Welche Bedeutung haben sie in deinem Film?

Der Ausschnitt, in dem eine Frau eine andere Schwarze ohrfeigt, die stolz darauf ist, schwarz zu sein, ist ein Ausschnitt aus einem „race film“. Das Thema innerhalb der schwarzen Community war damals das „Passing“, weißt du, so wie „als weiß durchgehen“: Vorzugeben, weiß zu sein und niemand bemerkt etwas, aber es ist ein Drama, weil es innerlich als Sünde empfunden wird, moralisch falsch.

Wie bist du auf das Thema gekommen, daß schwarze Schauspielerinnen nicht im Filmabspann namentlich genannt werden und damit für die Filmgeschichte verloren sind?
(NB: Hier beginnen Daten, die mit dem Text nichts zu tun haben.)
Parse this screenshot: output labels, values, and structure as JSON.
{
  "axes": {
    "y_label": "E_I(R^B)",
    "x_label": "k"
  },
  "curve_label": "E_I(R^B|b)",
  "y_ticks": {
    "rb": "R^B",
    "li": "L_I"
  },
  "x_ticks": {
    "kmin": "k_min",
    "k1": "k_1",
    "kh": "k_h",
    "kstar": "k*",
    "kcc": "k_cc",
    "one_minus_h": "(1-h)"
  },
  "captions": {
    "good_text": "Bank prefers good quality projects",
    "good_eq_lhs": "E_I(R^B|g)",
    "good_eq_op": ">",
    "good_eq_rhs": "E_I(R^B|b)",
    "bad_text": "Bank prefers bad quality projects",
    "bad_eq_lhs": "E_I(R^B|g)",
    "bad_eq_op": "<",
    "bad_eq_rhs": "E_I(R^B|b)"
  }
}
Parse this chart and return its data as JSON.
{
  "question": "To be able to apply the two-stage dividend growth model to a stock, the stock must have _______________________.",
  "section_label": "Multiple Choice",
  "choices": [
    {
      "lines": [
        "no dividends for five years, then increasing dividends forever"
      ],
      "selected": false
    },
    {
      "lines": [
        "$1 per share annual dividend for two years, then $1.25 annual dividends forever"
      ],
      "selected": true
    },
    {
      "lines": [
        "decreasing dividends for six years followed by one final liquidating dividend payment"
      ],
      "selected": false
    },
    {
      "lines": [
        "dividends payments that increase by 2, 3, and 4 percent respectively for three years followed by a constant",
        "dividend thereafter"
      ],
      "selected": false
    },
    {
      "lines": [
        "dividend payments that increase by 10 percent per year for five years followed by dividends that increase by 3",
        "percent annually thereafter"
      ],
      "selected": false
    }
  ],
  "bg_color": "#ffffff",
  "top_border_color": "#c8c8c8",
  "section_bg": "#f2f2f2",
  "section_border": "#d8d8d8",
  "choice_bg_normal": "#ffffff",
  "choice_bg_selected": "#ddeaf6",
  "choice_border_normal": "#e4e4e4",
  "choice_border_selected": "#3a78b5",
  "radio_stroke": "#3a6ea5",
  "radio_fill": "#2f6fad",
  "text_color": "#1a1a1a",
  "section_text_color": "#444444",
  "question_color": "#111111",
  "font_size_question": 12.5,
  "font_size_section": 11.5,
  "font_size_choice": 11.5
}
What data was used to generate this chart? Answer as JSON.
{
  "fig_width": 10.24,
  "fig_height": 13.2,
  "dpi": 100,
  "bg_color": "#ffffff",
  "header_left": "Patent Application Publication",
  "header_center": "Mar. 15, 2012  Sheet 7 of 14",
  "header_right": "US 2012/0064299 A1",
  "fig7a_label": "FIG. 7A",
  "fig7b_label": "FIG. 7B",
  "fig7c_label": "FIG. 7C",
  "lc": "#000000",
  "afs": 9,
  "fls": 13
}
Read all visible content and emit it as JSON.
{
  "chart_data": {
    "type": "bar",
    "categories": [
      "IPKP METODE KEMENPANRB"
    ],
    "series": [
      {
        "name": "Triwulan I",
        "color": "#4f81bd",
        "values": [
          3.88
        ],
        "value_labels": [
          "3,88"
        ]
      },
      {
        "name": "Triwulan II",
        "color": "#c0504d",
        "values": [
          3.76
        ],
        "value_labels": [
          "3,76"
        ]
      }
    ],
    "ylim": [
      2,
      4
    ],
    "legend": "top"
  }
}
Als ich mein masters degree an der Uni bekommen habe und in die Lehre wollte, mußte ich ein Seminar konzipieren, das ich gerne geben würde. Also habe ich etwas über afroamerikanische Frauen im Film angeboten. Von den „Mammies“, diesen negativen Kindermädchenfiguren und den Schauspielerinnen vor der Kamera bis zu den „Macherinnen“ dahinter wie mir selbst, Michelle Parkerson und vielen anderen.

Hat dich das auf die Idee gebracht, den Film zu machen?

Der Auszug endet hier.